Con el máximo de los ejemplares en mano, procedimos a tapizar los muros convirtiéndolos en vitrinas hacia un legado de valor inconmensurable. Muchas de las estampas llamaron poderosamente la atención y produjeron escándalo entre estudiantes y maestros, pero destacó la fila que se formó para ver “Venus ante el espejo” del español Velázquez. Se alteró momentáneamente la vida de los viejos maestros conservadores, no así la del siempre vigilante profesor Jesús Grajeda Pedrueza, el temido secretario de la escuela que no puso obstáculo alguno.

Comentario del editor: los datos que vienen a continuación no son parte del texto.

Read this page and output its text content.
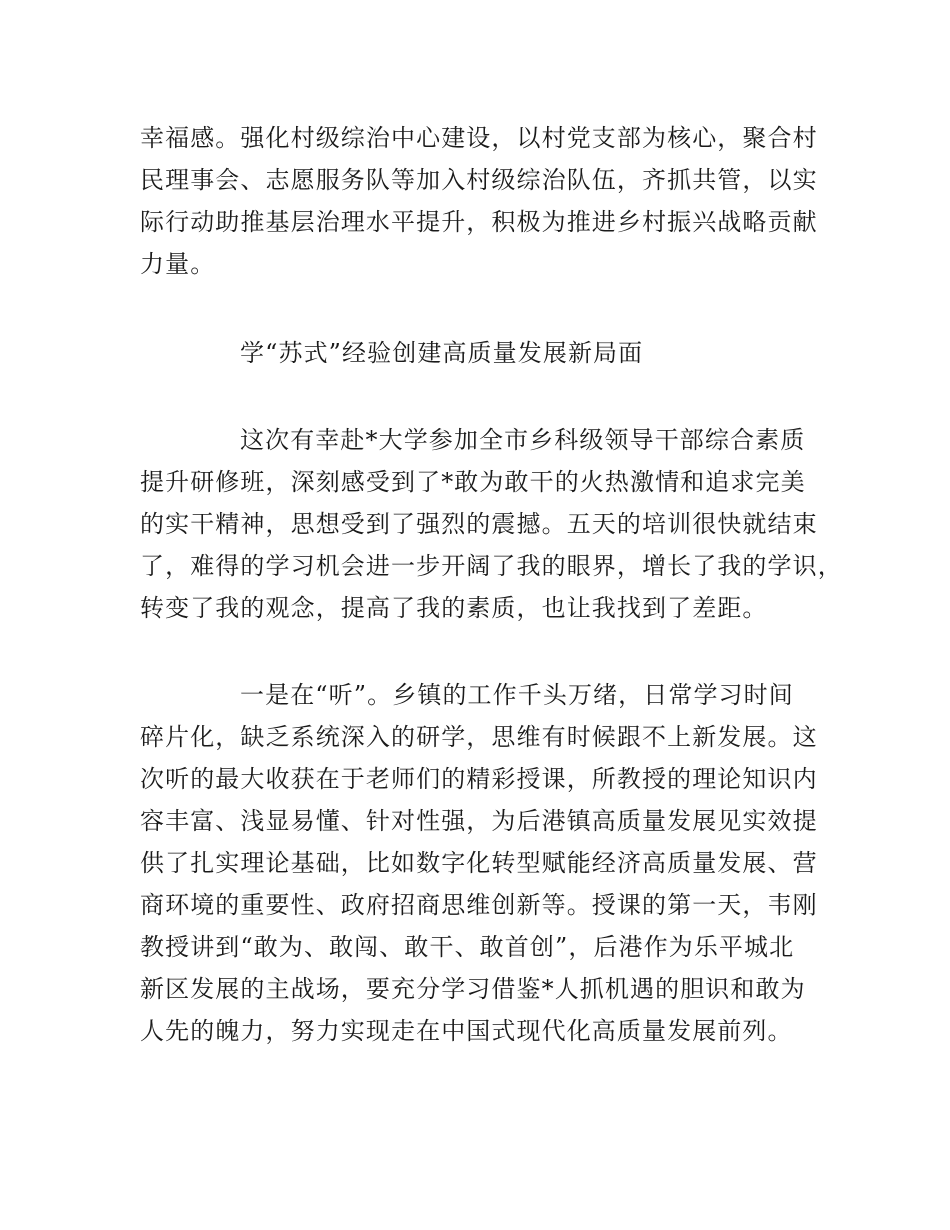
幸福感。强化村级综治中心建设，以村党支部为核心，聚合村
民理事会、志愿服务队等加入村级综治队伍，齐抓共管，以实
际行动助推基层治理水平提升，积极为推进乡村振兴战略贡献
力量。
学“苏式”经验创建高质量发展新局面
这次有幸赴*大学参加全市乡科级领导干部综合素质
提升研修班，深刻感受到了*敢为敢干的火热激情和追求完美
的实干精神，思想受到了强烈的震撼。五天的培训很快就结束
了，难得的学习机会进一步开阔了我的眼界，增长了我的学识，
转变了我的观念，提高了我的素质，也让我找到了差距。
一是在“听”。乡镇的工作千头万绪，日常学习时间
碎片化，缺乏系统深入的研学，思维有时候跟不上新发展。这
次听的最大收获在于老师们的精彩授课，所教授的理论知识内
容丰富、浅显易懂、针对性强，为后港镇高质量发展见实效提
供了扎实理论基础，比如数字化转型赋能经济高质量发展、营
商环境的重要性、政府招商思维创新等。授课的第一天，韦刚
教授讲到“敢为、敢闯、敢干、敢首创”，后港作为乐平城北
新区发展的主战场，要充分学习借鉴*人抓机遇的胆识和敢为
人先的魄力，努力实现走在中国式现代化高质量发展前列。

Pasada esa aduana, todo estaba hecho.

En aquel tiempo se impartían lecciones curriculares de estética y destacaban dos maestros, ambos pintores, uno siempre elegante, Rafael Domínguez, el otro Alberto Carlos, el zacatecano que vino a Chihuahua a dar lustre a nuestro estado. De ambos aprendimos mucho y les escuché decir que de ese arte, el que ahora ocupaba los muros, no había en Chihuahua y tardaríamos mucho aquí en alcanzar cimas comparables. También impartía lecciones la arquitecta Angelita Puente, una de las primeras arquitectas mexicanas junto con Ruth Rivera Marín, hija del muralista. No tuve la oportunidad de beneficiarme de sus conocimientos y seguro estoy que sabía mucho de su época, según me llegan noticias.

En realidad fue una opinión relativa, por el propio carácter del arte y desde luego sin desconocer las carencias que para entonces empezaron a paliarse por la propia universidad a través de uno de sus brazos como lo fue Bellas Artes, institución de mérito. Claro que también jugaron su papel las espléndidas lecciones de los maestros señalados. Domínguez nos marcaba el rumbo de las edificaciones de la propia ciudad para que entendiéramos in situ, dónde estaba lo gótico, dónde lo barroco, dónde los murales y dónde el art nouveau. Había teoría, pero también se le adosaban con la obra disponible. De Alberto Carlos recibí una prolija explicación del abtraccionismo en pintura a partir de una pregunta que lanzó en el salón de clases. Nos mostró algunas reproducciones de cuadros abstractos y la mayoría los objetó. Gritó: ¡Eso no es arte! Luego preguntó, con sonrisa desafiante: ¿Les agrada o no -dijo- la corbata que llevo puesta? La corbata era de factura abstracta, preciosa, la pudo haber manufacturado Kandinsky. En fin, eran otros tiempos.

Pongo esto como telón de fondo para decirles que me dio gusto la publicación del lujoso tomo: “Trazos en el tiempo. 1900-2021. Artistas plásticos de Chihuahua”, patrocinado por el Grupo Cementos de Chihuahua de la autoría del camarguense José Pedro Gaytán, con imágenes fotográficas de Engelbert Grijalva. En esta obra -como es ordinario- se marca la frase recurrente que siempre se menciona deplorando la asimetría entre la capital de la república, siempre en primer lugar y con mayor relieve, y el resto de las regiones del país. Me gustó, en ese contexto, que el autor afirme que “Cada región guarda una historia”, lo que es muy válido en la perspectiva de lo que hoy se comprende como cultura en sus vastas dimensiones.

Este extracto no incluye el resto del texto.